Выбрать главу

Книга — это своего рода мир. Перед лицом книги критик находится в той же речевой ситуации, что и писатель — перед лицом мира. Здесь-то мы и подходим к третьему требованию, предъявляемому к критике. Как и писательский анаморфоз, анаморфоз, которому критик подвергает свой объект, всегда определенным образом ориентирован: он всегда должен быть направлен в одну какую-нибудь сторону. В какую же? Быть может, в сторону «субъективности» — понятие, которым орудуют против нового критика словно дубиной? Под «субъективной» критикой понимают обычно дискурс, всецело зависящий от произвола субъекта, который совершенно не принимает во внимание объект, предаваясь (как подчеркивают, чтобы сильнее его уколоть) беспорядочному выбалтыванию своих индивидуальных ощущений. На это сразу же можно было бы ответить, что систематизированная, иными словами, культивированная (порожденная культурой) субъективность, подчиненная множеству ограничений, в свою очередь зависящих от типа символов в данном произведении, имеет, быть может, больше шансов приблизиться к литературному объекту, нежели малограмотная, слепая к самой себе объективность, прячущаяся за буквой произведения, словно за неким его природным свойством. Однако, сказать по правде, речь идет не совсем об этом; критика не есть наука: в критике субъекту следует противопоставлять вовсе не объект, но предикат этого субъекта.
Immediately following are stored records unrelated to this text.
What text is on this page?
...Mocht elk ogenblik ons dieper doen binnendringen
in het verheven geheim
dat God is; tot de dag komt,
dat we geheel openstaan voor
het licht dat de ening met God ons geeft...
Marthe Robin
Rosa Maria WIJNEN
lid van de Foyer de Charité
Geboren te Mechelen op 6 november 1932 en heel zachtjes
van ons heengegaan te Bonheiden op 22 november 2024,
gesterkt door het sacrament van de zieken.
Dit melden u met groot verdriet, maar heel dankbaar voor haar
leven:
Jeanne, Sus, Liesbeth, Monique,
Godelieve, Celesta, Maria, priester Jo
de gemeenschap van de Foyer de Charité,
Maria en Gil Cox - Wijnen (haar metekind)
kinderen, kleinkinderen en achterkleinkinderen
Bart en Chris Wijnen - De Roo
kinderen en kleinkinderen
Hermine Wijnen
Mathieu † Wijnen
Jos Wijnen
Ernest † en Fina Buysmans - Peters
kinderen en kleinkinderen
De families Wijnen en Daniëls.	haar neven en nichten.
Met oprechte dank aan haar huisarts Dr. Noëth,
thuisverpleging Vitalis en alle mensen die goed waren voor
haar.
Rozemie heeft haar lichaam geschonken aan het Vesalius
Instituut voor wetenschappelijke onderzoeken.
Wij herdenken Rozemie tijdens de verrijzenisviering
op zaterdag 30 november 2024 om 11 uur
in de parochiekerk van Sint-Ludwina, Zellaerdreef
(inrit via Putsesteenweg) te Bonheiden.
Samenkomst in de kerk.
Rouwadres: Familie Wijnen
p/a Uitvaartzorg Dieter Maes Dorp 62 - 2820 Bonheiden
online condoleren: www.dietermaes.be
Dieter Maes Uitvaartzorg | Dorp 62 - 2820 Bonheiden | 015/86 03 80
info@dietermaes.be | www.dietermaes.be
Другими словами, объектом, с которым имеет дело критик, является не произведение, а его собственный язык. В каком же отношении может находиться критик к языку? Именно с этой стороны следует попытаться определить «субъективность» критика.

Классическая критика питала наивное убеждение, будто субъект представляет собой некую «полноту» и что отношение субьекта к языку есть отношение содержания к формам его выражения. Обращение к символическому дискурсу приводит, по-видимому, к прямо противоположной точке зрения: субъект не есть некая индивидуальная полнота, которую мы имеем (или не имеем) право проецировать на язык (в зависимости от избранного литературного «жанра») ; напротив, он представляет собой пустоту, которую писатель как бы оплетает до бесконечности трансформируемым словом (то есть, словом, включенным в цепочку трансформаций), так что любое письмо, которое не лжету указывает не на внутренние атрибуты субъекта, но на факт его отсутствия. Язык не является предикатом какого бы то ни было субъекта — невыразимого или же, наоборот, такого, выражению которого служил бы язык; он сам является субъектом. Мне кажется (и я думаю, что не одинок в своем мнении), что литературу определяет именно следующая особенность: если бы дело шло всего лишь о том, чтобы выжать (как из лимона) из одинаково полных субъектов и объектов их субстанцию в виде определенных «образов», то в таком случае зачем нужна была бы литература? Для этого вполне хватило бы и дискурса нечистой совести. К возникновению символа приводит именно необходимость снова и снова указывать на я как на ничто, которым я являюсь. Дополняя язык автора своим собственным языком, а символы произведения — своими собственными символами, критик отнюдь не «деформирует» объект, чтобы выразиться в нем, он вовсе не превращает его в предикат собственной личности; он лишь в очередной раз воспроизводит свободный от контекста и беспрестанно варьируемый знак самих произведений, которые до бесконечности сообщают не о чьей бы то ни было «субъективности», но о самом совпадении субъекта и языка, так что и критика, и произведение словно повторяют все время: я есмъ литература, а сама литература, где переплелись голоса критики и произведения, говорит только об одном — об отсутствии субъекта.